Le Courrier Picard a, par exemple, suscité un grand malaise en titrant en couverture “Alerte jaune”, et en rédigeant un éditorial intitulé “Un nouveau péril jaune ?”. Sur les réseaux sociaux, le hashtag #JeNeSuisPasUnVirus est même né pour dénoncer les clichés racistes véhiculés par l’apparition de l’épidémie. Le fenua n’a malheureusement pas été épargné par cette contagion du racisme ; certains internautes ont dérapé en réagissant de manière très virulente à l’arrivée des 300 touristes chinois qui, pourtant, bénéficient d’un suivi sanitaire particulier.
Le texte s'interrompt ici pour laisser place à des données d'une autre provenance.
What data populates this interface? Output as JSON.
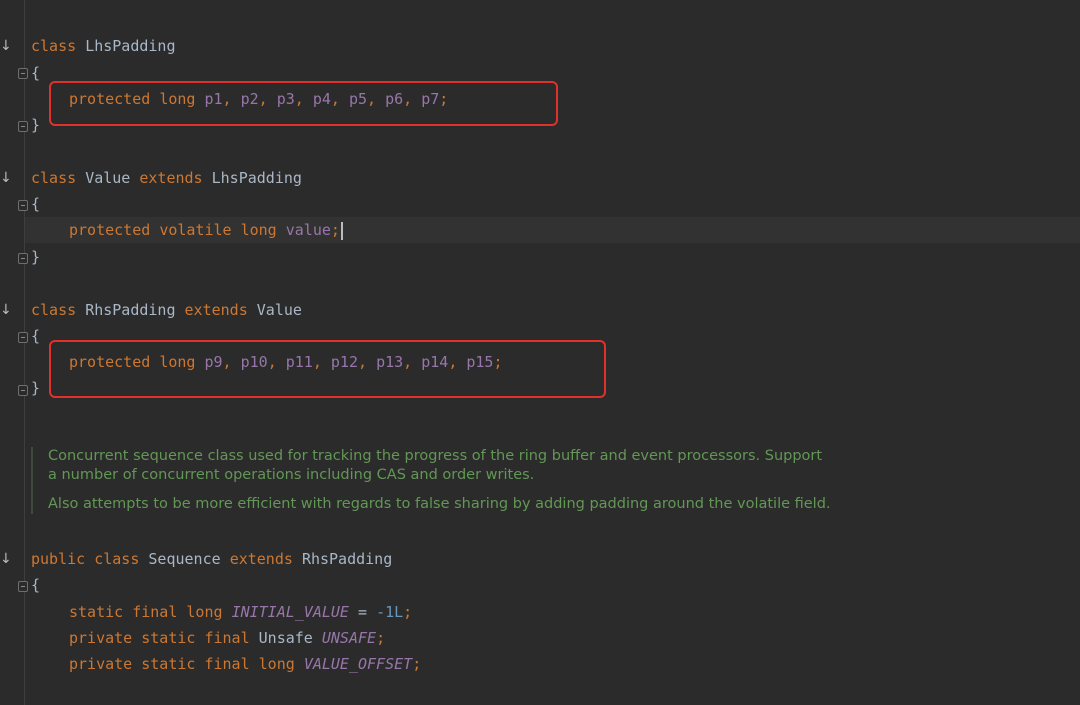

Le consul de Chine est d’ailleurs sorti du bois pour demander de ne pas céder à la panique et dénoncer toute forme d’incitation raciale. Les autorités sanitaires ont beau expliquer que les masques servent essentiellement à protéger les personnes malades, rien à faire… La population s’est ruée sur les pharmacies de la place, où près de 3 000 masques chirurgicaux ont été achetés en quelques jours.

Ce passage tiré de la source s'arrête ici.